3D classification - output particles from intermediate iteration in failed job

Dear all,
I have a 3D classification job that after a few days it completes the final iteration but then it terminates abnormally, it is labelled as failed and generates no outputs.

[CPU: 102.73 GB] Finished iteration 7273 in 47171.310s.
[CPU: 11.1 MB] ====== Job process terminated abnormally.

Is there any way to output the particles for the different classes from the last iteration?

I have tried using the option “Mark as complete” but the only thing that I get is:
[CPU: 63.8 MB] Finalizing Job…

[CPU: 63.9 MB] Passing through outputs for output group particles_all_classes from input group particles

[CPU: 63.9 MB] This job outputted results [‘alignments_class3D_0’, ‘alignments_class3D_1’, ‘alignments_class3D_2’, ‘alignments_class3D_3’, ‘alignments_class3D_4’, ‘alignments_class3D_5’, ‘alignments_class3D_6’, ‘alignments_class3D_7’, ‘alignments_class3D_8’, ‘alignments_class3D_9’, ‘alignments_class3D_10’, ‘alignments_class3D_11’, ‘alignments_class3D_12’, ‘alignments_class3D_13’, ‘alignments_class3D_14’]
[CPU: 63.9 MB] Loaded output dset with 0 items

with no outputs in the end.

Any advice/tips would be very much appreciated.
Thanks a lot for your help!

Welcome to the forum @rcastellsg.

We would like to see additional lines from this log. I will send you a direct message with details.

1 Like

Great, thanks a lot!

Regarding this, I was also wondering if it is possible to “continue” a 3D classification cryosparc job from a specific iteration after it has failed.
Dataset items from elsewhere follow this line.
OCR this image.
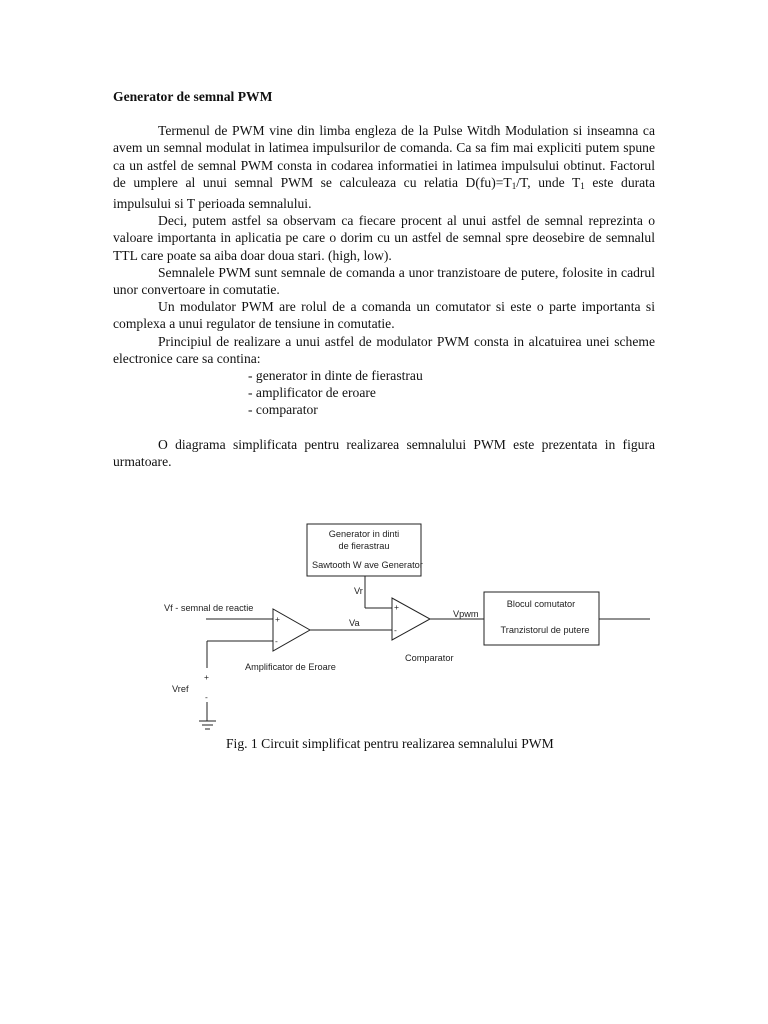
Generator de semnal PWM

Termenul de PWM vine din limba engleza de la Pulse Witdh Modulation si inseamna ca avem un semnal modulat in latimea impulsurilor de comanda. Ca sa fim mai expliciti putem spune ca un astfel de semnal PWM consta in codarea informatiei in latimea impulsului obtinut. Factorul de umplere al unui semnal PWM se calculeaza cu relatia $D(fu)=T_1/T$, unde $T_1$ este durata impulsului si T perioada semnalului.

Deci, putem astfel sa observam ca fiecare procent al unui astfel de semnal reprezinta o valoare importanta in aplicatia pe care o dorim cu un astfel de semnal spre deosebire de semnalul TTL care poate sa aiba doar doua stari. (high, low).

Semnalele PWM sunt semnale de comanda a unor tranzistoare de putere, folosite in cadrul unor convertoare in comutatie.

Un modulator PWM are rolul de a comanda un comutator si este o parte importanta si complexa a unui regulator de tensiune in comutatie.

Principiul de realizare a unui astfel de modulator PWM consta in alcatuirea unei scheme electronice care sa contina:

- generator in dinte de fierastrau
- amplificator de eroare
- comparator

O diagrama simplificata pentru realizarea semnalului PWM este prezentata in figura urmatoare.

Generator in dinti
de fierastrau
Sawtooth W ave Generator
Vr
Vf - semnal de reactie
Va
Vpwm
Blocul comutator
Tranzistorul de putere
Amplificator de Eroare
Comparator
Vref
+
-
+
-
+
-
Fig. 1 Circuit simplificat pentru realizarea semnalului PWM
Following. This happens too often, and I’m fairly certain the answers to your questions are No and No. Continuation from checkpoints is such a nice part of relion, whether due to jobs failing or to harness the benefit of changing parameters halfway through a job, but is entirely absent in cryosparc. Its value is akin to 3D variability analysis with 3DVA Display job. Its so great to quickly generate different display types of the results without redoing the costly analysis. This is about the only csparc example I can think of tho.

2 Likes

@rcastellsg @CryoEM1 We agree that resumption from checkpoints can be useful, and this facility is on our radar. You may appreciate that its implementation across numerous job types is a complex undertaking.

3 Likes

Yes of course. Very exciting to hear of its consideration

1 Like

Thanks a lot for the replies @CryoEM1 and @wtempel !

Only now did I notice how much RAM is being used. This prompts some additional questions:

  1. What are the total amount of RAM on that computer (free -g) and
  2. the GPU model (nvidia-smi)?
  3. Were there other concurrent workloads?
  4. What is the particle box size?
  5. How many particles were there?

Hi Wolfram,

Regarding your questions:

1- What are the total amount of RAM on that computer (free -g) → 128 Gb
2 - the GPU model (nvidia-smi)? → TITAN RTX GPU with 24 Gb of memory
3- Were there other concurrent workloads? → No other concurrent workloads
4- What is the particle box size? → 288 and 96
5- How many particles were there? ~21,800,000

Thanks!

22mil NOW we’re talking.

3 Likes

@rcastellsg we talked over this internally! With such a large dataset, the job is most likely running out of memory during the final output stages (the largest dataset we’ve used for one classification job, or any job for that matter, is around 2 million particles). A couple suggestions:

  • Perhaps you can use the Particle sets tool job to select a random subset of 1-2 million particles, run the 3D class job on that subset and see if you can identify salient heterogeneity.
  • If you see heterogeneity in that random subset, then perhaps you can chunk your dataset into (contiguous) subsets of 1-2 million particles each, classify each and then combine particle sets by manual inspection.

For the 3D class job itself, you can also try:

  • reducing O-EM epochs to 2-3 (you likely won’t need as many runs through the dataset with so many particles)
  • turning on Output data after every full iter so that you can inspect outputs after every full batch EM in case something goes wrong with the final job output
  • adjusting the learning rate and full EM iterations so that the average class ESS is close to 1 at the end of the run – you can try using the settings in this post.

Valentin

2 Likes

@vperetroukhin thanks a lot for looking into this and for the additional advice/information!

For the O-EM learning rate init if we change it form 0.1 to 0.75, in which way does it affect the job?